Strengths: This left-handed pitcher made a successful conversion from the starting rotation to the bullpen in 2009, putting together a solid season in Double-A and earning himself a late September call-up. Richardson features an effective fastball that he hides well in his delivery. Throwing over-the-top, he gets on top of his fastball well to create some downward movement. The pitch sits in the low-90’s, touching 94 on occasion when he reaches back. His two-seam fastball has some tail away from right-handed batters along with the downward tilt. If he can get a little bit more drive out of his delivery, he may be able to grab a little bit of extra velocity, but at this stage he looks to have maxed out. Richardson likes to pitch aggressively and go right after hitters with his fastball, often challenging them with it. Given the deception in his delivery and how the ball appears to jump out of his uniform, his fastball sneaks up on hitters and gives the appearance that is faster than it actually is. He’s been effective at striking batters out. Richardson also throws a breaking ball that has been tightening into a slider after being closer to a curveball when he operated as a starting pitcher. As the season went along, he started working on throwing this pitch with a little more velocity, and it has the makings of a low-80’s slider for him. Pitching in relief seemed to work better with Richardson’s repertoire after having a tough time through the lineup the second and third time while working as a starter in 2008 with Portland, and he was much more effective with keeping the ball in the park as a result of the conversion.

Development Needs: Richardson can have bouts of wildness and at times lose focus on the mound. He improved a lot in 2009 with his focus, but he’ll need to cut down on the number of men he puts on base via the walk if he is going to be an effective reliever at the major league level. He’ll sometimes lose his release point and speed up his delivery, which leads to the loss of his fastball command and to missing high out of the zone. After improving considerably on keeping all of his pitches down and finishing better out of his delivery, Richardson cut down on the amount of solid contact and especially home runs allowed. This trend must continue for him, and he’s going to have to keep an eye on his finish so he can limit the outings where he’s missing his spots consistently with his fastball. Continued improvement in his slider will also go a long way for him establishing an out-pitch that he can bury on hitters when he is ahead in the count. Richardson has been a bit too fastball dependant as a reliever, and a different look will help him maintain his strikeout rates when he gets a chance at the major league level. He’s much more effective pitching ahead in the count and needs to keep working on hitting his spots early in the count so he doesn’t have to grab too much of the strike zone in favorable hitting counts.

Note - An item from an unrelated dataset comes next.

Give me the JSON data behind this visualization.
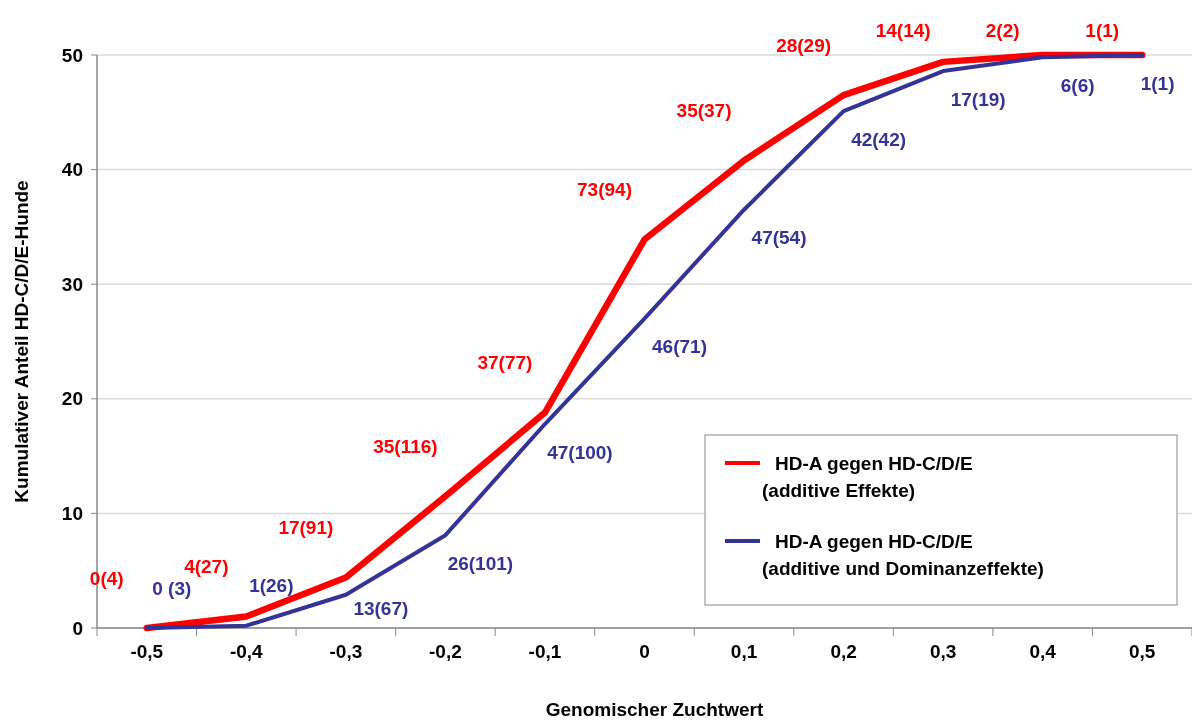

2010 Outlook: Richardson will enter Spring Training with a chance to compete for a spot in the Red Sox bullpen. That challenge should be good to push his compete level in camp and get him off to a good start. It looks likely that he will start the season in Triple-A, but there is a possibility of him winning a spot on the major league roster. Richardson should continue to display the strong strikeout rates out of the bullpen at the minor league level this season, and with more development of his slider he should be able to maintain them at the major league level when given the chance, especially against left-handed batters. Cutting down on the walks is a must for him now that he is pushing up towards the major leagues, and this will be a strong tell as to how much success he is going to have. He could be used more as a lefty specialist in 2010 to see if he can carve out a niche for himself in that role. Richardson figures to find himself in Boston at some point this season with a chance to help the team, and the contributions he will make will be tied to putting the finishing touches on his arsenal.